Я видел прокаженного, он выходил из лачуги и обводил толпу незрячим, тусклым взглядом. Говор собравшейся толпы мог бы польстить ему, но для него он значил не больше дальнего шума волн. Он был для нас недосягаем. Нас ничего не связывало друг с другом. И если кто-то в толпе громко жалел его, взгляд прокаженного туманился презрением… Изгой. Его воротило от игры, где все понарошку. Что за жалость, если не берут на руки и не баюкают? Ведь для нас как настоящий он не существовал. И когда вдруг в нем просыпалось что-то древнее, инстинктивное, когда он вдруг загорался яростью, не желая больше служить ярмарочной забавой, — яростью, по существу поверхностной, ибо мы не были частью его жизни, а чем-то вроде детей у пруда, где едва шевелится одинокий карп, — ярость его не задевала нас.

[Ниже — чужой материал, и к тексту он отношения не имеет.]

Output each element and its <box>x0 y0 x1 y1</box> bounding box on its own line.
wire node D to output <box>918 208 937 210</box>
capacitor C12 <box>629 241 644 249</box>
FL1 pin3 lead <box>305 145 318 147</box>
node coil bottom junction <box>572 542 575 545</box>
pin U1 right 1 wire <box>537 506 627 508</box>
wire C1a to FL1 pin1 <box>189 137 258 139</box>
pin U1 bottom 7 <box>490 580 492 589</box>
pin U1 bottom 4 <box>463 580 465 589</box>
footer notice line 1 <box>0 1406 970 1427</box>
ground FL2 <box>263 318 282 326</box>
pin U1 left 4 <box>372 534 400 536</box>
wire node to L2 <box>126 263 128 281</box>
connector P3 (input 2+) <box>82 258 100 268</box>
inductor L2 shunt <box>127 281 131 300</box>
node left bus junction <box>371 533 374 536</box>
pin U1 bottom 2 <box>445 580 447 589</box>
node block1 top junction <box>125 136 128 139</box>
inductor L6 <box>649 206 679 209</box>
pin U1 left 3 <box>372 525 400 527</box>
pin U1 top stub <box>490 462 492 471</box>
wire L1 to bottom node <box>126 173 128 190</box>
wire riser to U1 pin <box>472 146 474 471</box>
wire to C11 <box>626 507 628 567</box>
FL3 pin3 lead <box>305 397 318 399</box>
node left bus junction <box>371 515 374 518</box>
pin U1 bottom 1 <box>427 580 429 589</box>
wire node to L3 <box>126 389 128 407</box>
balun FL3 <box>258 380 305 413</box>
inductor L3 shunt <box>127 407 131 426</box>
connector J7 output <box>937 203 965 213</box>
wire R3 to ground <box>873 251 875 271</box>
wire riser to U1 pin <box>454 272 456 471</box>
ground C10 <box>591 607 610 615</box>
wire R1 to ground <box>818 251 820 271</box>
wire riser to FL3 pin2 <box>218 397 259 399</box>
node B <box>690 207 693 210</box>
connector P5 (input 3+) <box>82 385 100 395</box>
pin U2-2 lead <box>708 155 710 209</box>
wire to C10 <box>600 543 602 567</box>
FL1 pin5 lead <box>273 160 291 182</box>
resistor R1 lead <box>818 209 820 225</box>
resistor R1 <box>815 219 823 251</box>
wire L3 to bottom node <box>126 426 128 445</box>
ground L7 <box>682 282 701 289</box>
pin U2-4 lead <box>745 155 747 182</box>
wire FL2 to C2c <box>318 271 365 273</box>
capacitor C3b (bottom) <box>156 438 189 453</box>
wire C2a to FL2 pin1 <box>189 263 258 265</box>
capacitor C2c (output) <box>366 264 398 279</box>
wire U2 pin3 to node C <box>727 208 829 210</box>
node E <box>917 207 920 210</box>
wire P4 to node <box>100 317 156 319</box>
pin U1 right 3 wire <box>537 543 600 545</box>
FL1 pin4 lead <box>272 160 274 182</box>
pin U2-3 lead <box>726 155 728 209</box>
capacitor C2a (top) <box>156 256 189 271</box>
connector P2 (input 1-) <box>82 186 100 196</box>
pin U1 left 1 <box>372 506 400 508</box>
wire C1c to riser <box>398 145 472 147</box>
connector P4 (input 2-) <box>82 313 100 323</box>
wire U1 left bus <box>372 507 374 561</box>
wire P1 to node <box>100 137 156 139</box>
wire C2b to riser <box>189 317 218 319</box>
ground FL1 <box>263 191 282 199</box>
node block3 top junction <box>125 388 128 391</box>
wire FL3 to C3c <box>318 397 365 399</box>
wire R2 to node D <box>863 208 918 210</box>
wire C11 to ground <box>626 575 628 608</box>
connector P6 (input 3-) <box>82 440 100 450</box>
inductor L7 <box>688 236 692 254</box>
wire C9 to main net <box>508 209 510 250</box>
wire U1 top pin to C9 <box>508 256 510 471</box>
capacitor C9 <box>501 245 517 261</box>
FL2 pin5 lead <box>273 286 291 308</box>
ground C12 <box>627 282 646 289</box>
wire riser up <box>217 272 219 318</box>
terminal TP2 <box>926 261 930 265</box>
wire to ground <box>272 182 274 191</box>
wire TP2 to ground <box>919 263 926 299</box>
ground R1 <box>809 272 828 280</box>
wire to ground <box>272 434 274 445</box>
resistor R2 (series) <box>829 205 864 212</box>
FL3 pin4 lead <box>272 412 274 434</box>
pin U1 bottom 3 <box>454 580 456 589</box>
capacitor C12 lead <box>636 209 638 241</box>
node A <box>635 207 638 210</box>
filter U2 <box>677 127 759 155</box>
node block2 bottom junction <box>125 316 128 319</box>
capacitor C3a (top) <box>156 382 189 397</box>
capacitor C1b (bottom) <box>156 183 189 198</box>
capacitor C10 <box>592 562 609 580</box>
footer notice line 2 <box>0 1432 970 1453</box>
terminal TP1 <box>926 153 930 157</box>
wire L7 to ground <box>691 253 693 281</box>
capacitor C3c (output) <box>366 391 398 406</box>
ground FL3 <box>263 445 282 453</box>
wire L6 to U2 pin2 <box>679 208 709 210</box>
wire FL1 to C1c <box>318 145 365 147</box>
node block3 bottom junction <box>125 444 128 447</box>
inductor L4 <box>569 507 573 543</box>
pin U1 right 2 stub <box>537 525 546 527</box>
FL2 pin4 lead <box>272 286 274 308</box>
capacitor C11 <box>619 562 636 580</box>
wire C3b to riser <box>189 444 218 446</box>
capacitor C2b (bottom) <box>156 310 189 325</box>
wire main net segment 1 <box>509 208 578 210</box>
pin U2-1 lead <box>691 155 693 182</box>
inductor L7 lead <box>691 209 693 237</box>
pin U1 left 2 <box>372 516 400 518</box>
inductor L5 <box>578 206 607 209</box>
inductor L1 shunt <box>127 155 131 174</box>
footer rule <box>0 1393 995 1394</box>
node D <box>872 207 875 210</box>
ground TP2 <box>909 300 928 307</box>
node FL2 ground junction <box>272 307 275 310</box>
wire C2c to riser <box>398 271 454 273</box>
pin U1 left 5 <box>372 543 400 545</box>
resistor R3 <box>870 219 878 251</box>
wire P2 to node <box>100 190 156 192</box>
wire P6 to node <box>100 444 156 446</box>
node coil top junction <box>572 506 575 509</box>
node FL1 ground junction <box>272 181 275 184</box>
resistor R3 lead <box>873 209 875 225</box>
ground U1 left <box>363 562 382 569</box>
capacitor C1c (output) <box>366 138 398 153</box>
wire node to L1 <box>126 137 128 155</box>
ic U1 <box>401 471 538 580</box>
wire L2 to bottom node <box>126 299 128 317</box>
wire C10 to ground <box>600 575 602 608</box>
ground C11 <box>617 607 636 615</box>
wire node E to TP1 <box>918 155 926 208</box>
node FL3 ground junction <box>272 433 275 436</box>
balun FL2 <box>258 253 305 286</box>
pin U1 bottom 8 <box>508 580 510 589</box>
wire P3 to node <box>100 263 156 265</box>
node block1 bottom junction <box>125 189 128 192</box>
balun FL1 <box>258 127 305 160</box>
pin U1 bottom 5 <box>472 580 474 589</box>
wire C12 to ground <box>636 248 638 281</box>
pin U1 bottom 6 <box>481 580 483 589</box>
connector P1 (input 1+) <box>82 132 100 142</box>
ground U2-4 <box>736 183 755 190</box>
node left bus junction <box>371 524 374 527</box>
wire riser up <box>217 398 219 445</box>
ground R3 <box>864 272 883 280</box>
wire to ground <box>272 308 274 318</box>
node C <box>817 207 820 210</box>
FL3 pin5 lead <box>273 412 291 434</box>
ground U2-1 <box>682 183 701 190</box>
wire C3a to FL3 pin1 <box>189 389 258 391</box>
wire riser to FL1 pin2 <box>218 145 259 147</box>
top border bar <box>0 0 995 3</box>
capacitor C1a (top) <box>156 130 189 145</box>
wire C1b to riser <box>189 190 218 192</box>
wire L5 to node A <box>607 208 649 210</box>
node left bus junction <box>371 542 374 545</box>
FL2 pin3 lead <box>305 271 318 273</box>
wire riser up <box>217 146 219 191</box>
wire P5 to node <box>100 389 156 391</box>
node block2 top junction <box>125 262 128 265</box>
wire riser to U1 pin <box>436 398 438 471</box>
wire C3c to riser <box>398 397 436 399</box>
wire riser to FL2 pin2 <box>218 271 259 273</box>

Ярость, не способная нанести удар, швыряющая на ветер пустоту слов. Мне показалось: взяв на себя его пропитание, мы ограбили его. Я вспомнил прокаженных Юга, они взирали на оазисы с высоты своего коня, с которого, по закону о проказе, не имели права спешиться. Они опускали вниз палку с плошкой и смотрели вокруг тяжелым равнодушным взглядом: счастливое лицо для них — лишняя возможность удачной охоты. Да и чем могло досадить им чужое счастье? Чуждое и далекое, вроде незаметной возни полевок на лугу. Вот они и смотрели вокруг тяжелым равнодушным взглядом. Тихим шагом подъезжали к лавчонке, опускали на веревке корзину и терпеливо ждали, пока лавочник наполнит ее. Не по себе становилось от их тяжелого равнодушного терпенья. Неподвижно стояли они вдоль нашей улицы и были для нас лишь пристанищем страшной болезни, жадной, прожорливой печью, сжигающей человеческую плоть. Они были для нас тем, что стараешься миновать, — заброшенным пустырем, обителью зла. Но чего ждали они сами? Ничего. Ждут ведь не от себя, ждут от иного, чем ты. И чем скуднее твой язык, тем грубее и проще твоя связь с людьми, тем меньше знакомы тебе скука и томление ожидания.
Так чего они могли ждать от нас, эти люди, ничем не связанные с нами? Они ничего от нас и не ждали.
— Смотри, — сказал мне отец, — он больше не зевает. Он разучился скучать, скука — тоже тоска по людям.